# Info 2950 Final Project: A Data Driven Understanding of Marriage
#### Phase 2 (10/20/22)
#### by: Evan Schnell

#### Single Idea: How has the perception of marriage evolved over time? (The research questions I use are listed below)

### Data Format:

Each row of the enclosed dataframe consists of:
- A link to a book from Project Gutenberg on marriage encoded as a UTF-8 text file
- The title of the book
- The author's name
- An estimated year of publication (or the midpoint of the author's life)
- The author's gender
- Word counters for the categories: 
    - 1) anger
    - 2) anticipation
    - 3) disgust
    - 4) fear
    - 5) joy
    - 6) negative
    - 7) positive
    - 8) sadness
    - 9) surprise
    - 10) trust
- The sum of all the word counters
 
### Research Questions

Goal: My goal is to understand the evolving perception of marriage over time. As my data is incomplete due to financial constraints, I aim to determine whether or not an analysis of similar theme could be used to drive a properly funded study. Here is an outline of the analyses that I plan to perform in the final draft of my assignment

Q1) Are the categories provided in the lexicon (anger, anticipation, disgust, fear, joy, negative, positive, sadness, surprise, and trust) generally independent or do they interact with each other? Understanding the answer to this question will help with normalizing my data and it will allow for better analysis in future steps.

Q2) How has the perception of marriage changed over time?

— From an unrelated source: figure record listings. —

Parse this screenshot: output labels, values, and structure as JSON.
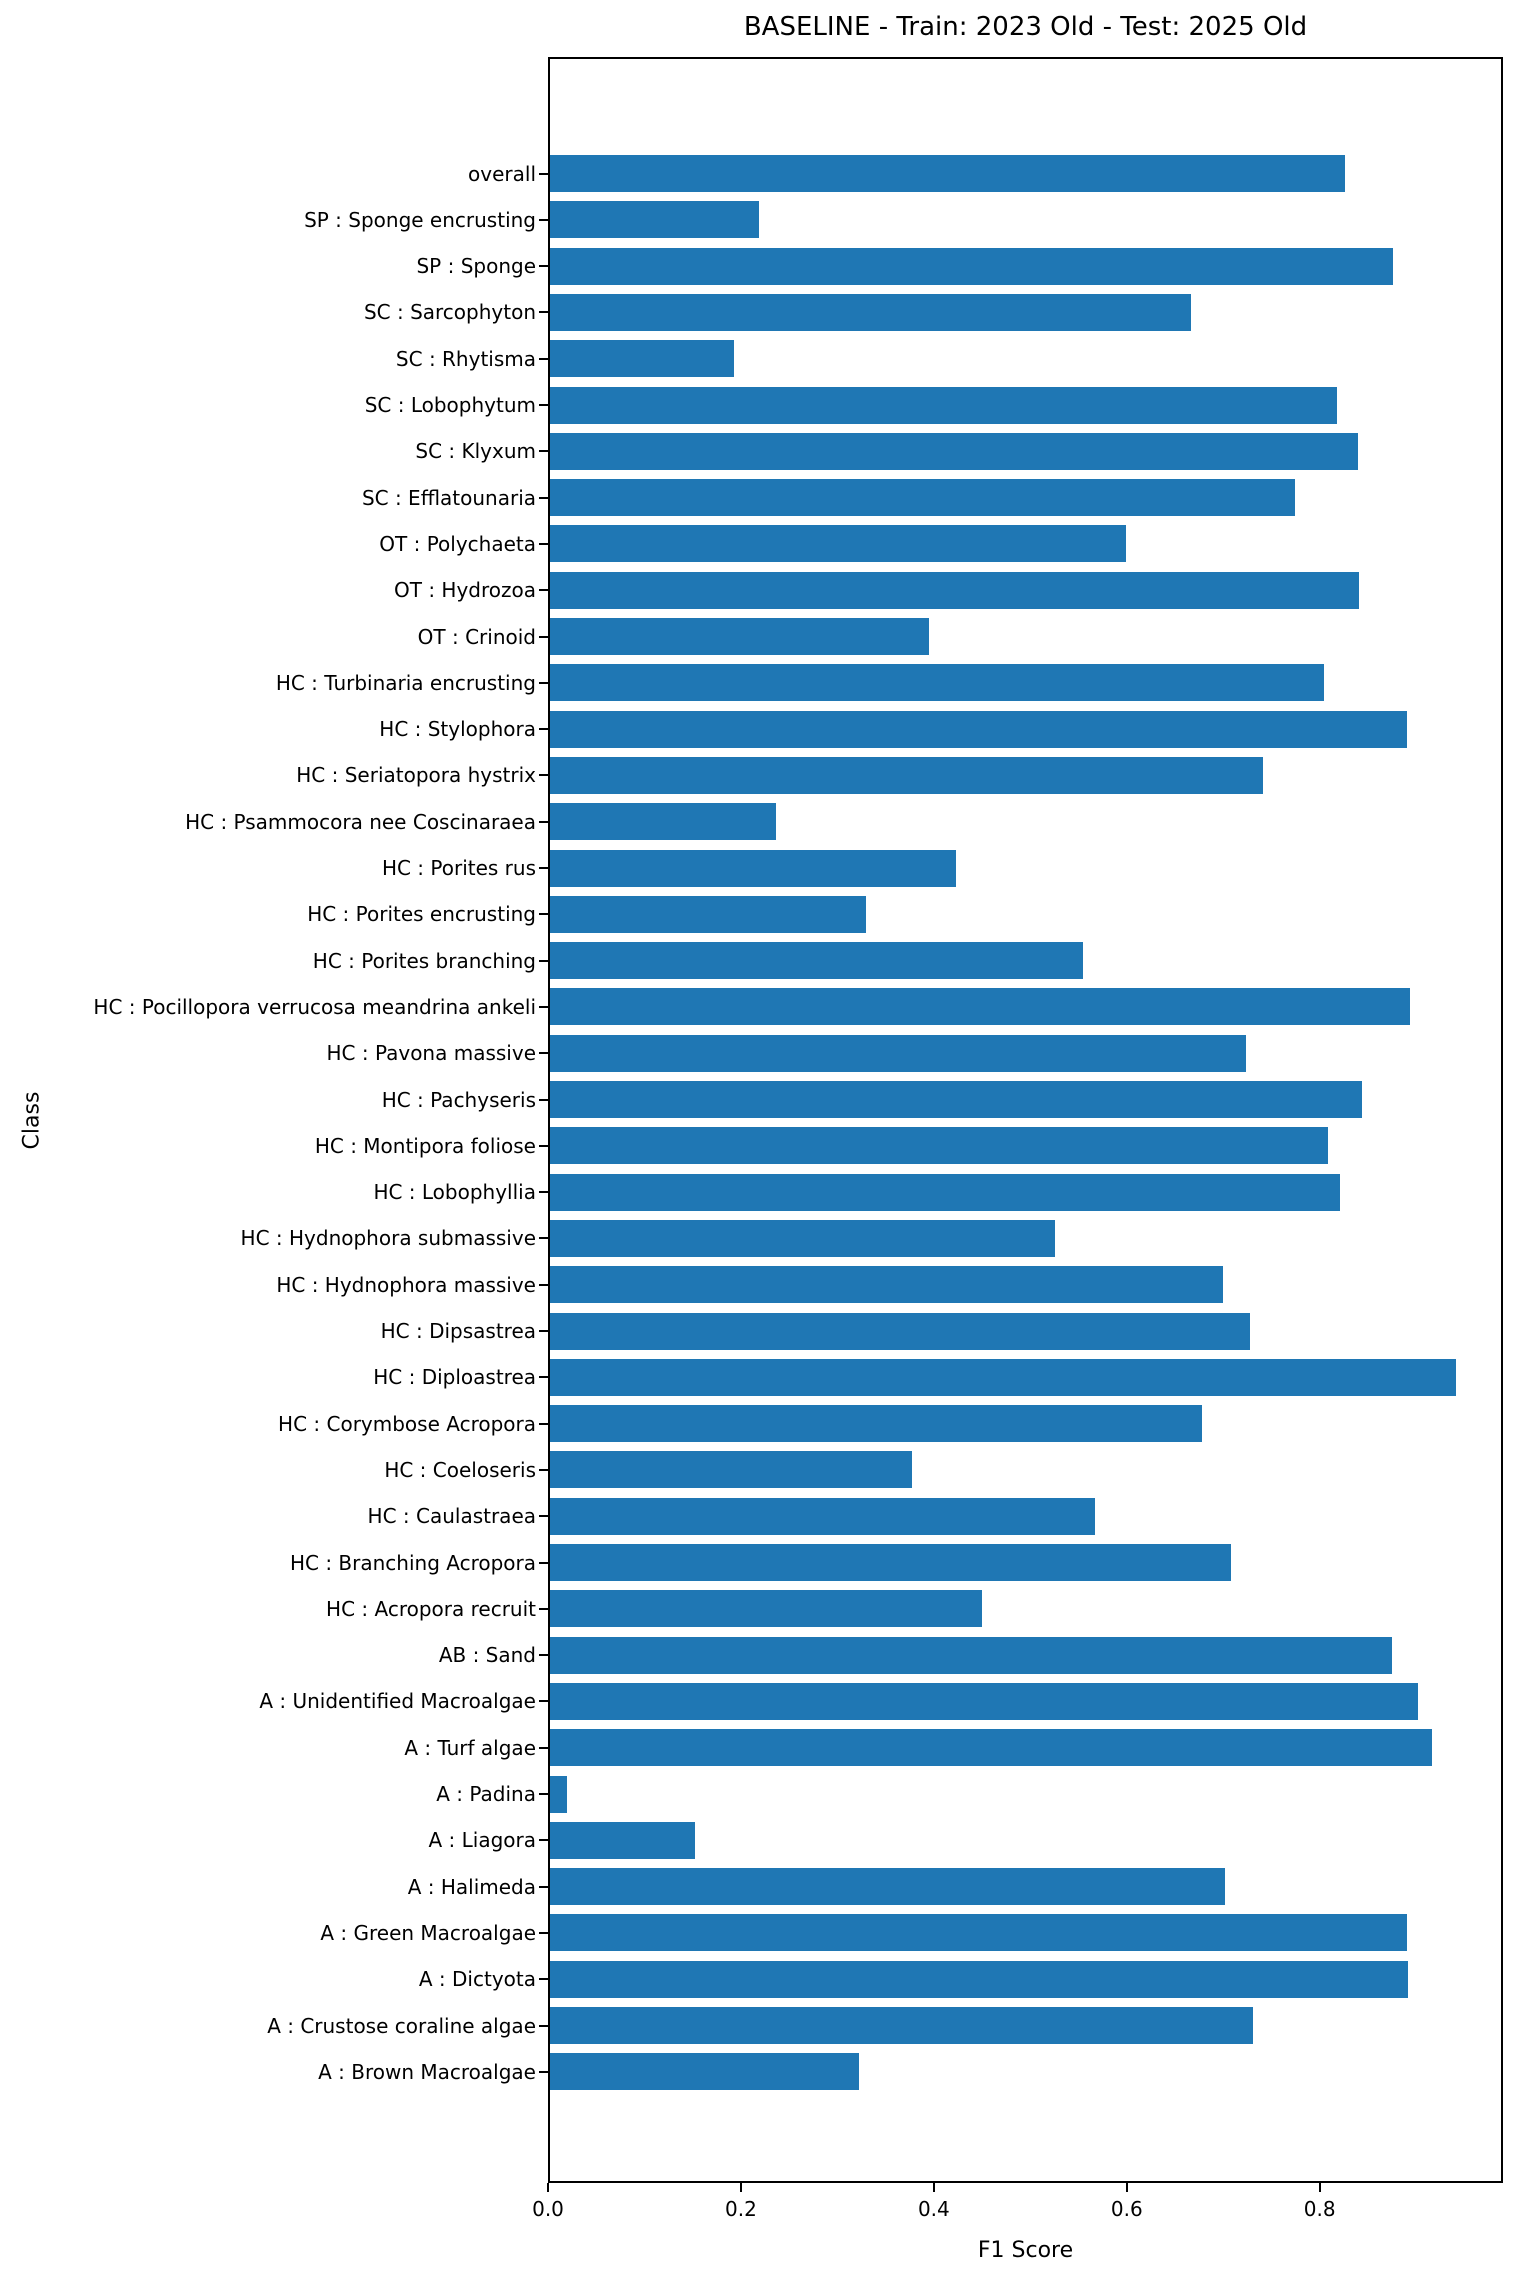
{
  "chart_data": {
    "type": "bar",
    "orientation": "horizontal",
    "title": "BASELINE - Train: 2023 Old - Test: 2025 Old",
    "xlabel": "F1 Score",
    "ylabel": "Class",
    "xlim": [
      0.0,
      0.99
    ],
    "xticks": [
      0.0,
      0.2,
      0.4,
      0.6,
      0.8
    ],
    "xtick_labels": [
      "0.0",
      "0.2",
      "0.4",
      "0.6",
      "0.8"
    ],
    "grid": false,
    "legend": null,
    "bar_color": "#1f77b4",
    "categories": [
      "overall",
      "SP : Sponge encrusting",
      "SP : Sponge",
      "SC : Sarcophyton",
      "SC : Rhytisma",
      "SC : Lobophytum",
      "SC : Klyxum",
      "SC : Efflatounaria",
      "OT : Polychaeta",
      "OT : Hydrozoa",
      "OT : Crinoid",
      "HC : Turbinaria encrusting",
      "HC : Stylophora",
      "HC : Seriatopora hystrix",
      "HC : Psammocora nee Coscinaraea",
      "HC : Porites rus",
      "HC : Porites encrusting",
      "HC : Porites branching",
      "HC : Pocillopora verrucosa meandrina ankeli",
      "HC : Pavona massive",
      "HC : Pachyseris",
      "HC : Montipora foliose",
      "HC : Lobophyllia",
      "HC : Hydnophora submassive",
      "HC : Hydnophora massive",
      "HC : Dipsastrea",
      "HC : Diploastrea",
      "HC : Corymbose Acropora",
      "HC : Coeloseris",
      "HC : Caulastraea",
      "HC : Branching Acropora",
      "HC : Acropora recruit",
      "AB : Sand",
      "A : Unidentified Macroalgae",
      "A : Turf algae",
      "A : Padina",
      "A : Liagora",
      "A : Halimeda",
      "A : Green Macroalgae",
      "A : Dictyota",
      "A : Crustose coraline algae",
      "A : Brown Macroalgae"
    ],
    "values": [
      0.828,
      0.218,
      0.877,
      0.667,
      0.192,
      0.819,
      0.841,
      0.775,
      0.6,
      0.842,
      0.395,
      0.806,
      0.892,
      0.742,
      0.235,
      0.423,
      0.329,
      0.555,
      0.895,
      0.724,
      0.845,
      0.81,
      0.822,
      0.526,
      0.701,
      0.729,
      0.943,
      0.679,
      0.377,
      0.567,
      0.709,
      0.45,
      0.876,
      0.904,
      0.918,
      0.018,
      0.151,
      0.703,
      0.892,
      0.893,
      0.732,
      0.322
    ]
  }
}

Q3) What is the effect of the author’s gender on his or her perception of marriage?
 
### Plan for Answering the Research Questions 

##### Question 1
- I will determine how the categories (anger, anticipation, disgust, fear, joy, negative, positive, sadness, surprise, and trust) are related to each other by identifying the principal components of the data using Principal Component Analysis (PCA), a common unsupervised dimensionality reduction algorithm. I may perform this analysis separately on the data gathered from books written by males and females.
- Principal components are indices that are linear combinations of the original data categories. Understanding how the principal components are created for my data set will help me identify how variables are correlated within a higher dimensional data set. I hope to compare the results I obtain from my principal axes with results from a covariance matrix as a sanity check.
- Dimensional reduction techniques allow the user to account for more variables at the cost of losing some of the variance enclosed within the data. I hope to leverage PCA, a quantitative dimensional reduction technique, to determine what portion of the variance can be attributed to various principal axes and identify an optimal tradeoff between retained variance and the power of my tests.
- Understanding how the variables interact may help me normalize my data. I think comparing data normalized using the results of my PCA versus data normalized using the sum of all word counters could be interesting
 
##### Question 2
- I plan to run regressions on each of the emotional scores versus time. Based on the results of the principal axes I identify using PCA, the regressions I run in this step will likely change. 
- I plan to run data from male and female authors separately.
- How I attempt to answer this question will depend on the results I get from part 1.
- I will add more to this section once I know more.

##### Question 3
- How I attempt to answer this question will depend on the results I get from parts 1 and 2. 
- As of right now, I plan to run logistic regressions in a similar manner to how we did on homework 4.
- I will add more to this section once I know more.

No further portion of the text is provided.